In my future blog posts, I hope to offer some serious ideas about medical care, based in part upon my 40 years of experience studying healthcare communication and the many factors that influence patient engagement in their health behaviors.  I plan to share some thoughts about ways that the medical system might save some of the billions of healthcare dollars wasted annually, and also improve the lives of patients and their health professionals. Getting started is sometimes a challenge for all of us, and in my writing I am no exception.

So I want to start with a brief story that is too good to pass up.  It speaks to me about the importance, and sometimes the simplicity, of getting started.

The other day, I struggled to set up my new printer; the incomprehensible instruction booklet didn’t help, and I couldn’t get my computer to recognize the printer.  So I called my favorite computer consultant at my university’s tech support help line.  He guided me through the many steps of driver installation, all of which I had taken, to no avail, the night before.

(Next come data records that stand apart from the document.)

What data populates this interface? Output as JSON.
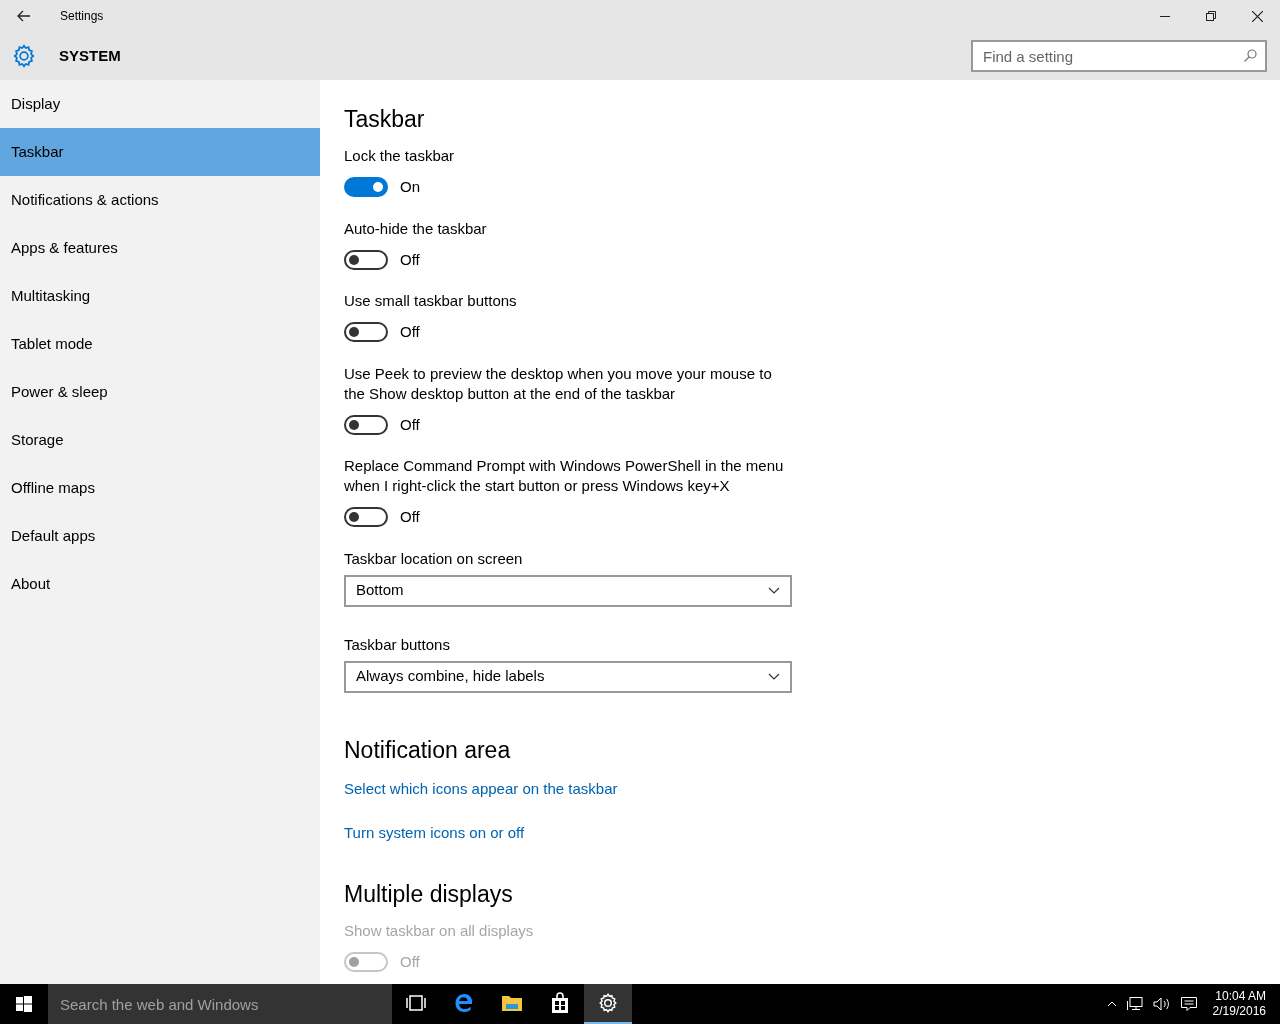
{
  "window": {
    "title": "Settings"
  },
  "header": {
    "title": "SYSTEM",
    "search": {
      "placeholder": "Find a setting"
    }
  },
  "sidebar": {
    "items": [
      {
        "label": "Display",
        "selected": false
      },
      {
        "label": "Taskbar",
        "selected": true
      },
      {
        "label": "Notifications & actions",
        "selected": false
      },
      {
        "label": "Apps & features",
        "selected": false
      },
      {
        "label": "Multitasking",
        "selected": false
      },
      {
        "label": "Tablet mode",
        "selected": false
      },
      {
        "label": "Power & sleep",
        "selected": false
      },
      {
        "label": "Storage",
        "selected": false
      },
      {
        "label": "Offline maps",
        "selected": false
      },
      {
        "label": "Default apps",
        "selected": false
      },
      {
        "label": "About",
        "selected": false
      }
    ]
  },
  "sections": [
    {
      "heading": "Taskbar",
      "items": [
        {
          "kind": "toggle",
          "label": "Lock the taskbar",
          "on": true,
          "disabled": false,
          "state_text": "On"
        },
        {
          "kind": "toggle",
          "label": "Auto-hide the taskbar",
          "on": false,
          "disabled": false,
          "state_text": "Off"
        },
        {
          "kind": "toggle",
          "label": "Use small taskbar buttons",
          "on": false,
          "disabled": false,
          "state_text": "Off"
        },
        {
          "kind": "toggle",
          "label": "Use Peek to preview the desktop when you move your mouse to the Show desktop button at the end of the taskbar",
          "on": false,
          "disabled": false,
          "state_text": "Off"
        },
        {
          "kind": "toggle",
          "label": "Replace Command Prompt with Windows PowerShell in the menu when I right-click the start button or press Windows key+X",
          "on": false,
          "disabled": false,
          "state_text": "Off"
        },
        {
          "kind": "dropdown",
          "label": "Taskbar location on screen",
          "value": "Bottom"
        },
        {
          "kind": "dropdown",
          "label": "Taskbar buttons",
          "value": "Always combine, hide labels"
        }
      ]
    },
    {
      "heading": "Notification area",
      "items": [
        {
          "kind": "link",
          "label": "Select which icons appear on the taskbar"
        },
        {
          "kind": "link",
          "label": "Turn system icons on or off"
        }
      ]
    },
    {
      "heading": "Multiple displays",
      "items": [
        {
          "kind": "toggle",
          "label": "Show taskbar on all displays",
          "on": false,
          "disabled": true,
          "state_text": "Off"
        }
      ]
    }
  ],
  "taskbar": {
    "search": {
      "placeholder": "Search the web and Windows"
    },
    "apps": [
      {
        "kind": "task-view",
        "selected": false
      },
      {
        "kind": "browser",
        "selected": false
      },
      {
        "kind": "folder",
        "selected": false
      },
      {
        "kind": "store",
        "selected": false
      },
      {
        "kind": "settings",
        "selected": true
      }
    ],
    "clock": {
      "time": "10:04 AM",
      "date": "2/19/2016"
    }
  }
}
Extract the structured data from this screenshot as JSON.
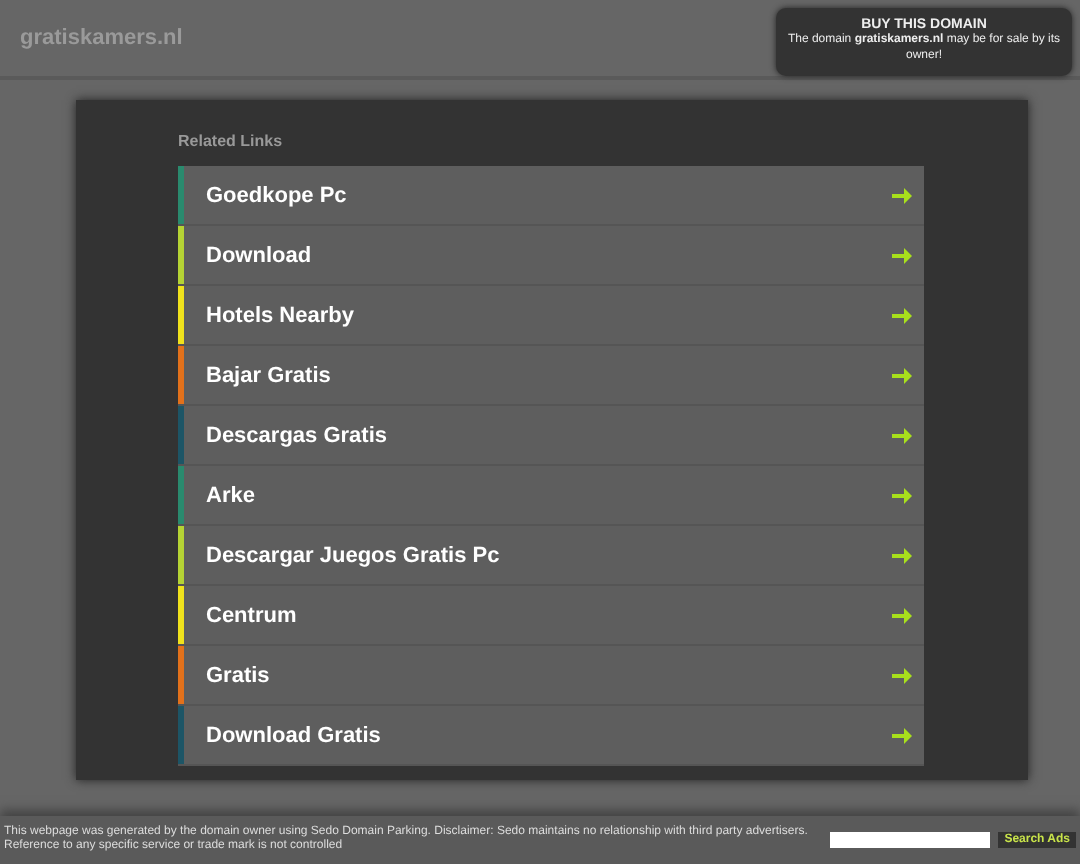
{
  "header": {
    "site": "gratiskamers.nl"
  },
  "sale_box": {
    "title": "BUY THIS DOMAIN",
    "text": "The domain **gratiskamers.nl** may be for sale by its owner!"
  },
  "related": {
    "title": "Related Links",
    "links": [
      {
        "label": "Goedkope Pc",
        "color": "#2a8a6e"
      },
      {
        "label": "Download",
        "color": "#b5d334"
      },
      {
        "label": "Hotels Nearby",
        "color": "#f0e21c"
      },
      {
        "label": "Bajar Gratis",
        "color": "#e2711b"
      },
      {
        "label": "Descargas Gratis",
        "color": "#1d5566"
      },
      {
        "label": "Arke",
        "color": "#2a8a6e"
      },
      {
        "label": "Descargar Juegos Gratis Pc",
        "color": "#b5d334"
      },
      {
        "label": "Centrum",
        "color": "#f0e21c"
      },
      {
        "label": "Gratis",
        "color": "#e2711b"
      },
      {
        "label": "Download Gratis",
        "color": "#1d5566"
      }
    ]
  },
  "footer": {
    "text": "This webpage was generated by the domain owner using Sedo Domain Parking. Disclaimer: Sedo maintains no relationship with third party advertisers. Reference to any specific service or trade mark is not controlled",
    "button": "Search Ads"
  }
}
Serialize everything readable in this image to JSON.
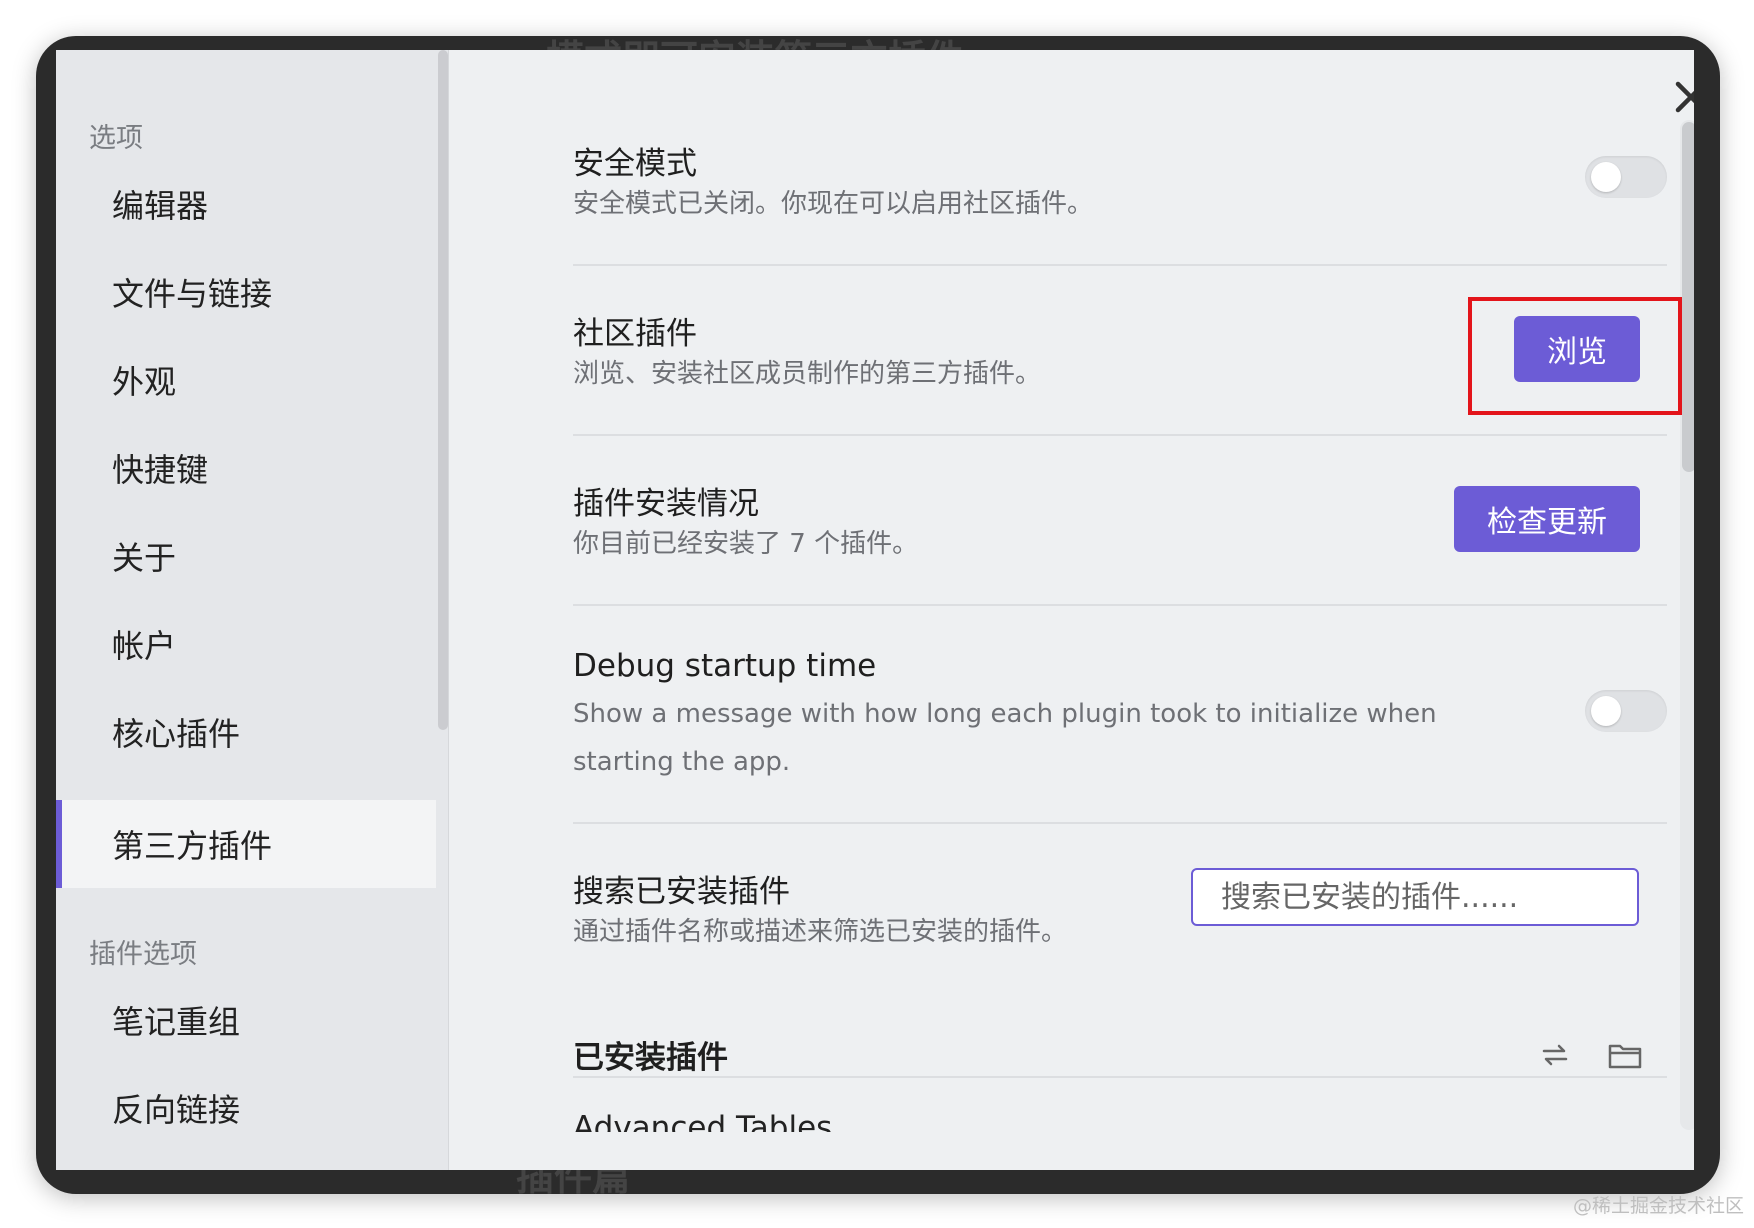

He had me check that the printer was plugged in and turned on, and that all the connectors were nice and tight. The printer display said “ready” but the printer remained stubbornly hidden from the computer’s view.

“There’s a button that says OK, “ I noted.
“Go ahead and press it,” he said. “It can’t hurt”

Success! My computer shook hands with my printer! 

Lessons:

Get started.

Take the next step. 

When you see a button that says OK, go ahead and press it.

There are so many ways that healthcare can be improved, and I hope to share some thoughts about them.  Some of the necessary steps are extensive and require changing whole systems of care.

But some steps are simple: Listen for two minutes (really listen, without distraction) to a patient’s concerns about having diabetes.  Problem-solve with a patient who is confused by having to take six different medications, all with different dosing schedules.  Recognize that a patient is depressed and at risk for nonadherence.

These are small steps in patient care; they are opportunities that present themselves every day and can make a huge difference in chronic disease management.  Multiplied by millions of medical interactions, they can save billions of dollars in preventable emergency room visits, hospitalizations, and complications.  They can prevent a lot of human suffering and a lot of provider frustration. 

Some of the steps are simple.  Just get started.  Press OK.